Long Beach port board OKs new container fee to pay for clean truck plan

| 12/18/2007

In the latest of a recent flurry of port emission rules, the Port of Long Beach’s governing body voted Monday, Dec. 17, to impose a $35 fee for every 20 feet of container length.

Port officials plan to use the fee to purchase $1.6 billion of new trucks, truck engines and retrofits in order to clean up one of California’s dirtiest shipping ports. The Port of Los Angeles is scheduled to adopt an identical plan at its Harbor Commission meeting Thursday, Dec. 20.

“Today’s vote will help ensure that, in a short time, only the cleanest trucks will operate at the ports,” said Mario Cordero, president of the Harbor Commission, according to a port-issued statement.

In November, the twin ports of Los Angeles and Long Beach approved clean truck programs that ban pre-1989 trucks by the fall of 2008. The new regs will ban all trucks that don’t meet 2007 emission standards by 2012.

Also, in early December, the California Air Resources Board approved its own ban on older trucks. It begins phasing in on Dec. 31, 2009, and will ban by Dec. 31, 2013, all trucks that don’t meet 2007 emission standards.

OOIDA leaders have met with officials from the twin ports at L.A./Long Beach to express concerns about a Teamsters-backed amendment to the clean truck program that would ban truck drivers who weren’t company employees. That plan also would limit companies allowed into the ports to a specific list of licensed concessionaires

The ports of Los Angeles and Long Beach are scheduled to consider those additional measures in either January or February 2008, a Port of Los Angeles spokesman recently confirmed to Land Line.

Joe Rajkovacz, an OOIDA regulatory affairs specialist, also has spoken with officials at the Federal Maritime Commission regarding the port plans.

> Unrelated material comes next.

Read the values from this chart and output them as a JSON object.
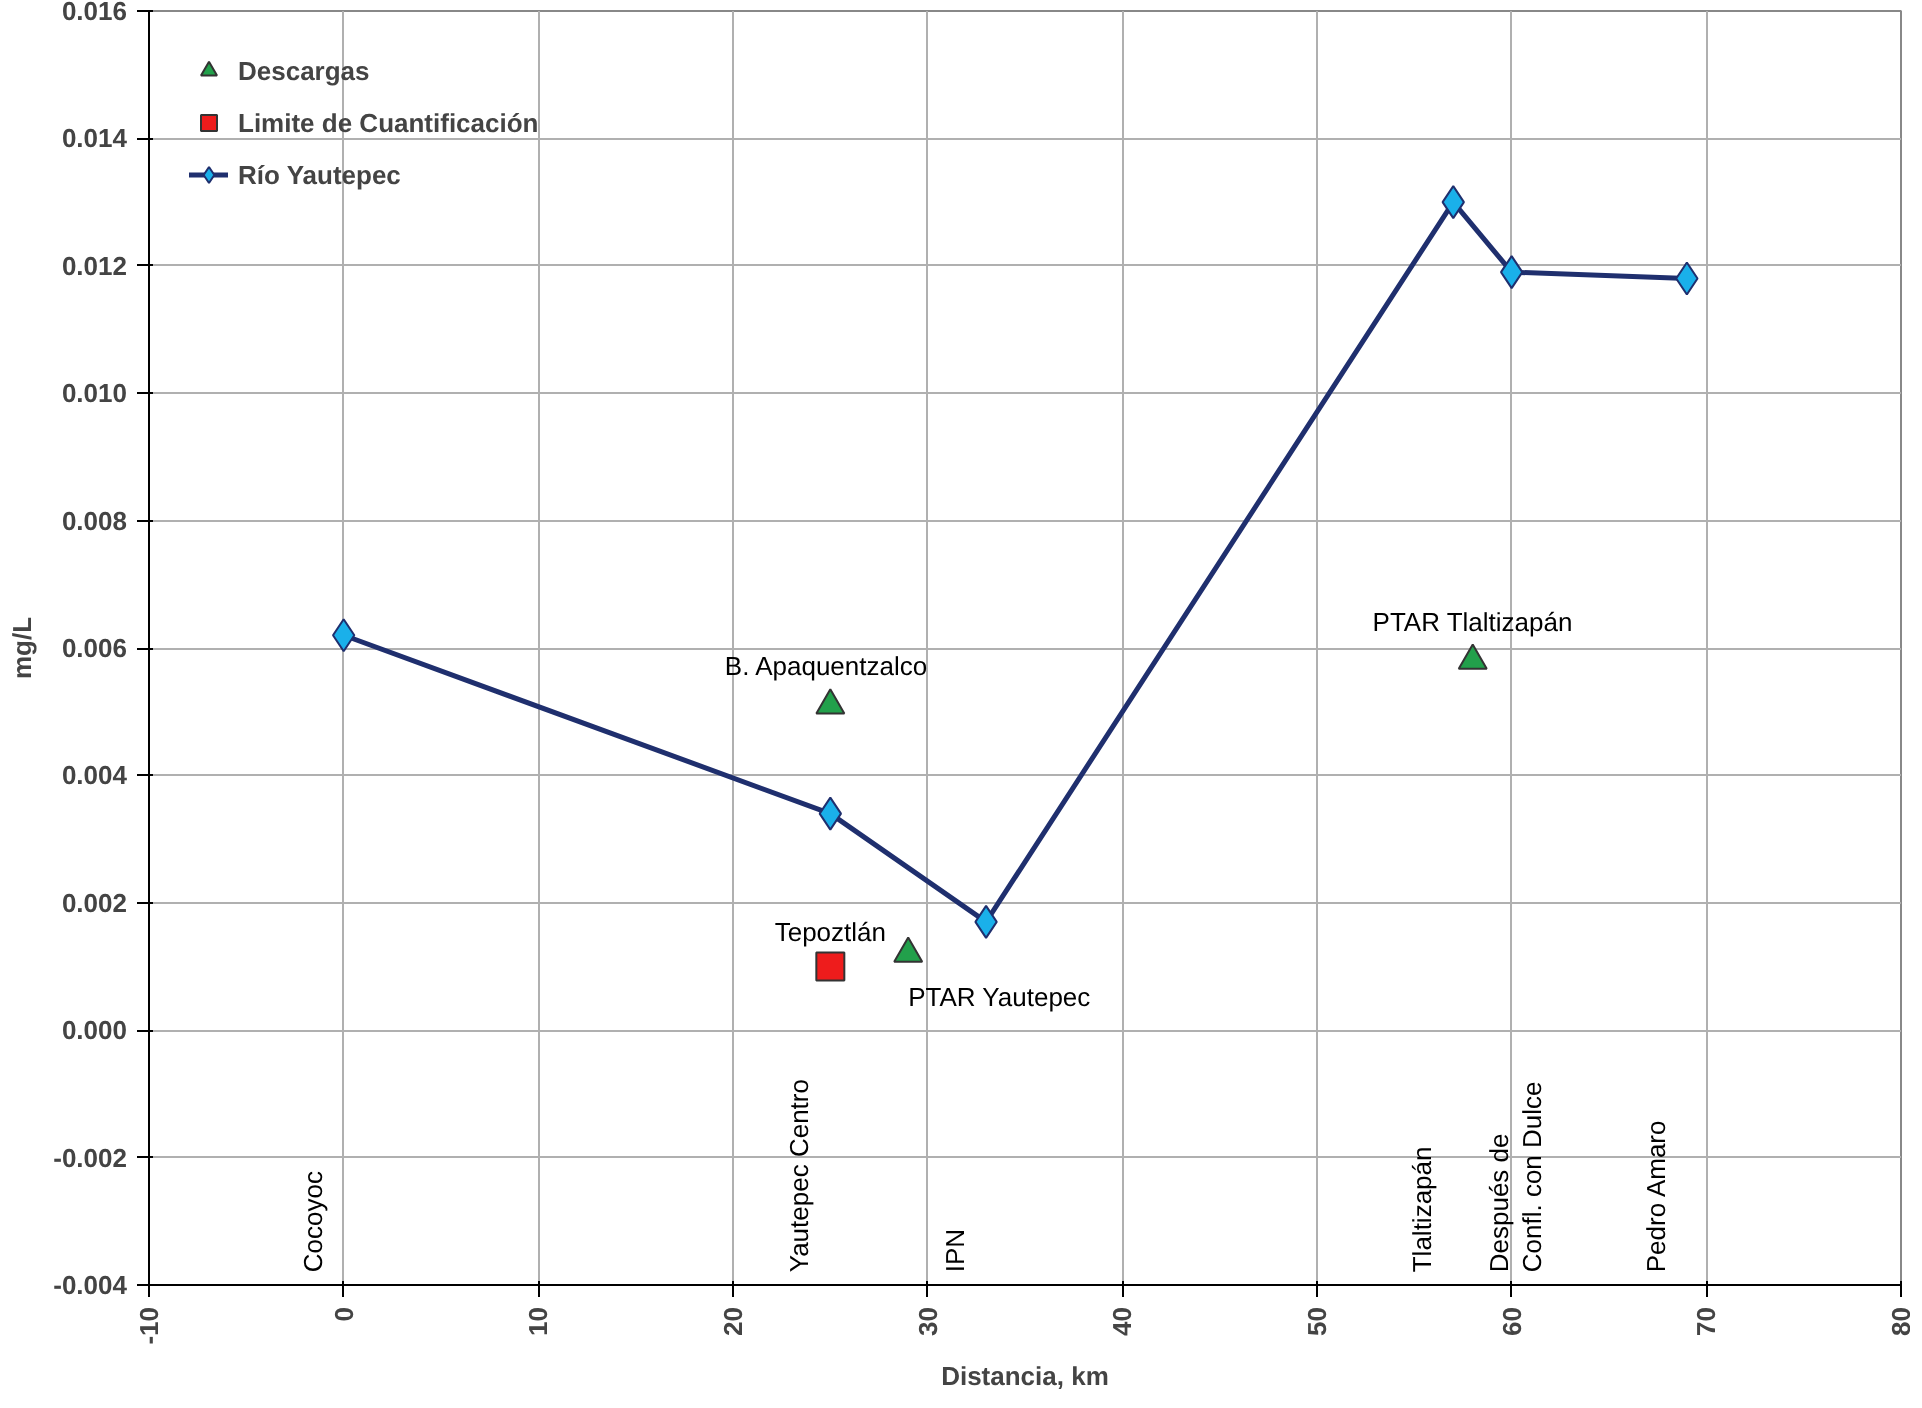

The Federal Maritime Commission falls under the jurisdiction of the Transportation Department and regulates a variety of international shipping processes. The agency has more power to regulate when more than one port adopts identical policies, and when the flow of interstate commerce may be affected by local port regulations.

During an October meeting with the officials from the Maritime Commission, Rajkovacz conveyed OOIDA’s position that owner-operators should not be burdened with a port truck registry or be blocked from having access to the ports.

If the ports of Los Angeles and Long Beach bar most truckers, it could create an expensive, inefficient system. Owner-operators without port access would have to stop and pay a driver with access to take a container inside, Rajkovacz said.

Nevertheless, port officials seem ready to roll full steam ahead. “The next step will be to work with the trucking industry and other stakeholders to coordinate a smooth transition to a cleaner truck fleet,” Cordero said in the news release.